冷酷無情な射手の吸血鬼に救われた、人として生きることを諦めた娘

 そんな彼の耳にドアを叩く音が聞こえてくる。
「誰だ?」
 首だけ動かして、ドアの方を睨みつける。
「包帯を換えにきたの、入ってもいい?」
 女の声を聞きながら、ヴォーグは低い声で応じる。
「……ああ」
「待って! そんな急に動いちゃダメ!」
 女が止めて、そうっと優しく上半身を起こすと、ヴォーグは痛みに顔をしかめる。
「これくらい……」
「大怪我なんだから、じっとして」
 女はヴォーグの言葉を遮り、キッと睨んでくる。黒のロングストレートがよく似合う女だった。
 ヴォーグは黙る。
 着ていたワイシャツを脱ぐと、引き締まった身体があらわになる。
「凄い身体。本当にあなたは戦う人なんだね。こんなに、こんなに。ボロボロになって」
 上半身の包帯を換えながら、女が言う。
「痛みにはもう慣れた」
 ヴォーグは、低い声で言い放つ。
「口ではなんとでも言えるでしょうよ。でも、痛いんじゃないの……?」
「なあ、名前は?」
「ツォル」
「あまり俺に深入りすると、ロクなことにならないから、やめておけ」
 ヴォーグはそれだけ言うと、ドアを指さした。
「また、くるから」
 ヴォーグの無表情な顔を見つめてツォルが呟いた。

 ヴォーグの怪我が治るまで大体一月ほどかかった。
 礼として金貨十枚を支払うと、ヴォーグはツォルに何も言わず、立ち去った。

 その後の身の振り方を、どうしようかさんざん考えていたヴォーグは、この国の軍隊に所属するための実技試験を受けることに。

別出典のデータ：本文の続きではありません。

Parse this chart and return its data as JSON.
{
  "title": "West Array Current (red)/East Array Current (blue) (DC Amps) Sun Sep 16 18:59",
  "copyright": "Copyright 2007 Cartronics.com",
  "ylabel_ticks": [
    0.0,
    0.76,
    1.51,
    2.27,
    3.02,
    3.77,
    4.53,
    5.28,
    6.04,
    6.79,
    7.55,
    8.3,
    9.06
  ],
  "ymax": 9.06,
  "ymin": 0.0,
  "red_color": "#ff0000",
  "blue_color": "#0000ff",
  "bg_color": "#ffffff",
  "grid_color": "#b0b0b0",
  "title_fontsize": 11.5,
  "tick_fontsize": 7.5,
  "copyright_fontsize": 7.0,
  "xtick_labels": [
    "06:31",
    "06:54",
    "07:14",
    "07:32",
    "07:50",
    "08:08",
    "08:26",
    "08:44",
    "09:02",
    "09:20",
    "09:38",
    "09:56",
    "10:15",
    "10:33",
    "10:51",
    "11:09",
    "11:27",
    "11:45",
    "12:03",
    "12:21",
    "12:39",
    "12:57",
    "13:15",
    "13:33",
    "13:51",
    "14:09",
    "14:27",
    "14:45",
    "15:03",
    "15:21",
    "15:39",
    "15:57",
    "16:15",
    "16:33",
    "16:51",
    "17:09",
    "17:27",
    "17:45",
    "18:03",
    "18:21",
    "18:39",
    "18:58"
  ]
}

 あっさりと試験をパスして見せ、試験官らは驚きの表情を浮かべていた。そんな表情を睨みつけながら、ヴォーグはその場を後にする。
 数日後、入隊との連絡を受けたヴォーグは、支給された軍服を身に纏い、軍の総司令部に呼ばれる。
 そこにいたのは、この国の実権を握っているとされる、軍の最高位の元帥だった。
「ヴォーグ君と言ったかね?」
「はい」
 ――いずれ、俺が殺す相手か。
 元帥は五十歳くらいに見える男性で、普段は温厚そうだが、目が鋭いので戦いになると、化けの皮が剥がれるかもしれない。

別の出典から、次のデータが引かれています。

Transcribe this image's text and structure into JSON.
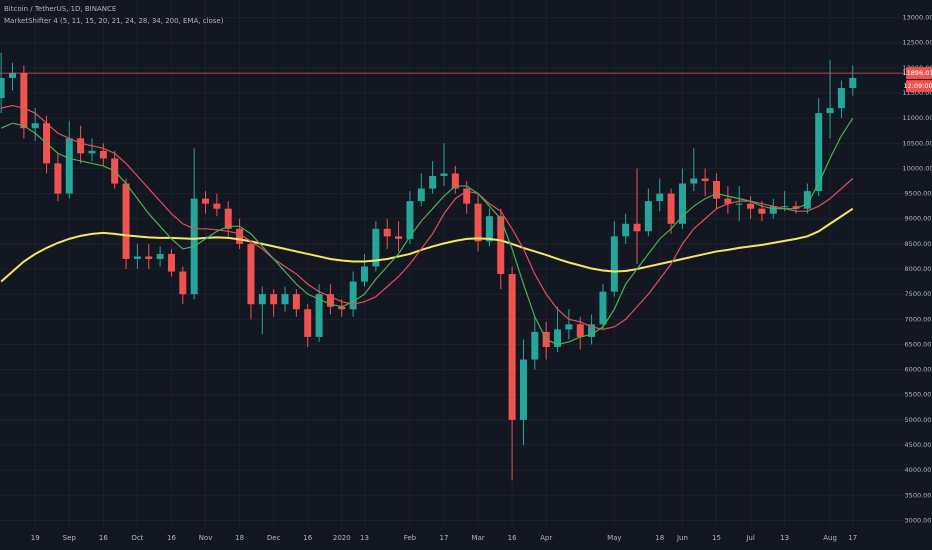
{
  "chart_data": {
    "type": "candlestick",
    "title": "Bitcoin / TetherUS, 1D, BINANCE",
    "subtitle": "MarketShifter 4 (5, 11, 15, 20, 21, 24, 28, 34, 200, EMA, close)",
    "categories": [
      null,
      null,
      null,
      "19",
      null,
      null,
      "Sep",
      null,
      null,
      "16",
      null,
      null,
      "Oct",
      null,
      null,
      "16",
      null,
      null,
      "Nov",
      null,
      null,
      "18",
      null,
      null,
      "Dec",
      null,
      null,
      "16",
      null,
      null,
      "2020",
      null,
      "13",
      null,
      null,
      null,
      "Feb",
      null,
      null,
      "17",
      null,
      null,
      "Mar",
      null,
      null,
      "16",
      null,
      null,
      "Apr",
      null,
      null,
      null,
      null,
      null,
      "May",
      null,
      null,
      null,
      "18",
      null,
      "Jun",
      null,
      null,
      "15",
      null,
      null,
      "Jul",
      null,
      null,
      "13",
      null,
      null,
      null,
      "Aug",
      null,
      "17"
    ],
    "open": [
      11400,
      11800,
      11900,
      10800,
      10900,
      10100,
      9500,
      10600,
      10300,
      10350,
      10200,
      9700,
      8200,
      8250,
      8200,
      8300,
      7950,
      7500,
      9400,
      9300,
      9200,
      8800,
      8500,
      7300,
      7500,
      7300,
      7500,
      7200,
      6650,
      7500,
      7250,
      7200,
      7750,
      8050,
      8800,
      8650,
      8600,
      9350,
      9600,
      9850,
      9900,
      9600,
      9300,
      8550,
      9050,
      7900,
      5000,
      6200,
      6750,
      6450,
      6800,
      6900,
      6650,
      6900,
      7550,
      8650,
      8900,
      8750,
      9350,
      9500,
      8900,
      9700,
      9800,
      9750,
      9400,
      9300,
      9300,
      9200,
      9100,
      9250,
      9250,
      9200,
      9550,
      11100,
      11200,
      11600
    ],
    "high": [
      12300,
      12100,
      12050,
      11200,
      11050,
      10300,
      10950,
      10850,
      10600,
      10500,
      10350,
      9800,
      8500,
      8500,
      8450,
      8400,
      8050,
      10400,
      9550,
      9500,
      9350,
      9000,
      8550,
      7650,
      7600,
      7650,
      7600,
      7300,
      7700,
      7700,
      7400,
      7950,
      8300,
      8950,
      9000,
      8950,
      9550,
      9900,
      10150,
      10500,
      10050,
      9750,
      9500,
      9200,
      9200,
      8050,
      6600,
      7050,
      6950,
      7250,
      7200,
      7050,
      7100,
      7700,
      8950,
      9100,
      10000,
      9600,
      9800,
      9600,
      10000,
      10400,
      10000,
      9900,
      9650,
      9650,
      9450,
      9350,
      9400,
      9550,
      9350,
      9700,
      11400,
      12150,
      11750,
      12050
    ],
    "low": [
      11100,
      11550,
      10600,
      10550,
      9900,
      9350,
      9400,
      10100,
      10150,
      10050,
      9600,
      8000,
      8000,
      8000,
      8050,
      7850,
      7300,
      7400,
      9100,
      9050,
      8650,
      8400,
      7000,
      6700,
      7050,
      7150,
      7050,
      6450,
      6550,
      7100,
      7050,
      7050,
      7650,
      7950,
      8400,
      8350,
      8500,
      9250,
      9500,
      9650,
      9500,
      9100,
      8350,
      8450,
      7600,
      3800,
      4500,
      6000,
      6200,
      6350,
      6600,
      6400,
      6500,
      6800,
      7450,
      8500,
      8100,
      8650,
      9150,
      8700,
      8800,
      9550,
      9450,
      9200,
      9100,
      8950,
      9000,
      8950,
      9000,
      9150,
      9100,
      9100,
      9450,
      10600,
      11000,
      11450
    ],
    "close": [
      11800,
      11900,
      10800,
      10900,
      10100,
      9500,
      10600,
      10300,
      10350,
      10200,
      9700,
      8200,
      8250,
      8200,
      8300,
      7950,
      7500,
      9400,
      9300,
      9200,
      8800,
      8500,
      7300,
      7500,
      7300,
      7500,
      7200,
      6650,
      7500,
      7250,
      7200,
      7750,
      8050,
      8800,
      8650,
      8600,
      9350,
      9600,
      9850,
      9900,
      9600,
      9300,
      8550,
      9050,
      7900,
      5000,
      6200,
      6750,
      6450,
      6800,
      6900,
      6650,
      6900,
      7550,
      8650,
      8900,
      8750,
      9350,
      9500,
      8900,
      9700,
      9800,
      9750,
      9400,
      9300,
      9300,
      9200,
      9100,
      9250,
      9250,
      9200,
      9550,
      11100,
      11200,
      11600,
      11800
    ],
    "up_color": "#26a69a",
    "down_color": "#ef5350",
    "overlays": [
      {
        "color": "#f5e663",
        "values": [
          7750,
          7950,
          8150,
          8300,
          8420,
          8520,
          8600,
          8660,
          8700,
          8720,
          8700,
          8670,
          8650,
          8630,
          8620,
          8620,
          8610,
          8600,
          8620,
          8630,
          8620,
          8590,
          8550,
          8500,
          8450,
          8400,
          8350,
          8300,
          8250,
          8200,
          8170,
          8150,
          8150,
          8170,
          8200,
          8250,
          8300,
          8380,
          8450,
          8510,
          8560,
          8600,
          8610,
          8600,
          8570,
          8500,
          8420,
          8350,
          8280,
          8200,
          8130,
          8070,
          8010,
          7970,
          7950,
          7960,
          8000,
          8050,
          8100,
          8150,
          8200,
          8250,
          8300,
          8350,
          8380,
          8420,
          8450,
          8480,
          8520,
          8560,
          8600,
          8650,
          8750,
          8900,
          9050,
          9200
        ]
      },
      {
        "color": "#e04f5f",
        "values": [
          11200,
          11250,
          11200,
          11100,
          10900,
          10700,
          10600,
          10500,
          10450,
          10400,
          10300,
          10100,
          9850,
          9600,
          9350,
          9100,
          8900,
          8800,
          8800,
          8780,
          8750,
          8700,
          8550,
          8400,
          8200,
          8050,
          7900,
          7700,
          7550,
          7450,
          7350,
          7300,
          7350,
          7450,
          7650,
          7850,
          8100,
          8400,
          8700,
          9100,
          9400,
          9550,
          9500,
          9300,
          9150,
          8800,
          8400,
          7900,
          7500,
          7200,
          7000,
          6950,
          6850,
          6800,
          6850,
          7000,
          7250,
          7500,
          7800,
          8100,
          8500,
          8800,
          9000,
          9200,
          9300,
          9350,
          9350,
          9300,
          9250,
          9200,
          9150,
          9150,
          9250,
          9400,
          9600,
          9800
        ]
      },
      {
        "color": "#4caf50",
        "values": [
          10800,
          10900,
          10850,
          10700,
          10500,
          10300,
          10200,
          10150,
          10100,
          10050,
          9950,
          9700,
          9400,
          9100,
          8850,
          8600,
          8400,
          8450,
          8600,
          8750,
          8850,
          8850,
          8700,
          8450,
          8200,
          7950,
          7700,
          7500,
          7400,
          7300,
          7250,
          7350,
          7500,
          7800,
          8050,
          8300,
          8650,
          8950,
          9200,
          9450,
          9650,
          9650,
          9500,
          9250,
          9000,
          8400,
          7700,
          7050,
          6600,
          6500,
          6550,
          6650,
          6700,
          6850,
          7200,
          7700,
          8000,
          8300,
          8600,
          8800,
          9050,
          9250,
          9400,
          9500,
          9450,
          9400,
          9350,
          9250,
          9200,
          9200,
          9200,
          9300,
          9700,
          10200,
          10650,
          11000
        ]
      }
    ],
    "last_price": 11896.01,
    "countdown": "12:09:00",
    "ylim": [
      2850,
      13350
    ],
    "yticks": [
      {
        "value": 3000,
        "label": "3000.00"
      },
      {
        "value": 3500,
        "label": "3500.00"
      },
      {
        "value": 4000,
        "label": "4000.00"
      },
      {
        "value": 4500,
        "label": "4500.00"
      },
      {
        "value": 5000,
        "label": "5000.00"
      },
      {
        "value": 5500,
        "label": "5500.00"
      },
      {
        "value": 6000,
        "label": "6000.00"
      },
      {
        "value": 6500,
        "label": "6500.00"
      },
      {
        "value": 7000,
        "label": "7000.00"
      },
      {
        "value": 7500,
        "label": "7500.00"
      },
      {
        "value": 8000,
        "label": "8000.00"
      },
      {
        "value": 8500,
        "label": "8500.00"
      },
      {
        "value": 9000,
        "label": "9000.00"
      },
      {
        "value": 9500,
        "label": "9500.00"
      },
      {
        "value": 10000,
        "label": "10000.00"
      },
      {
        "value": 10500,
        "label": "10500.00"
      },
      {
        "value": 11000,
        "label": "11000.00"
      },
      {
        "value": 11500,
        "label": "11500.00"
      },
      {
        "value": 12000,
        "label": "12000.00"
      },
      {
        "value": 12500,
        "label": "12500.00"
      },
      {
        "value": 13000,
        "label": "13000.00"
      }
    ],
    "grid": true
  }
}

「ここは、簡単に言うと個の力の強さが物を言う。君は非常に高い戦闘能力を、持っている。よって、准将に就くことを許す」
「はっ!」
「これから励むように。分からないことは副官となる彼に聞いてくれ」
 そこに一人の男が入ってくる。見た目はヴォーグと同い年に見えた。
「サンジカル中尉、参りました!」
「ヴォーグ准将のことを頼むぞ、中尉」
「は、元帥閣下!」
 満足そうにうなずいた元帥は、司令部を出ていった。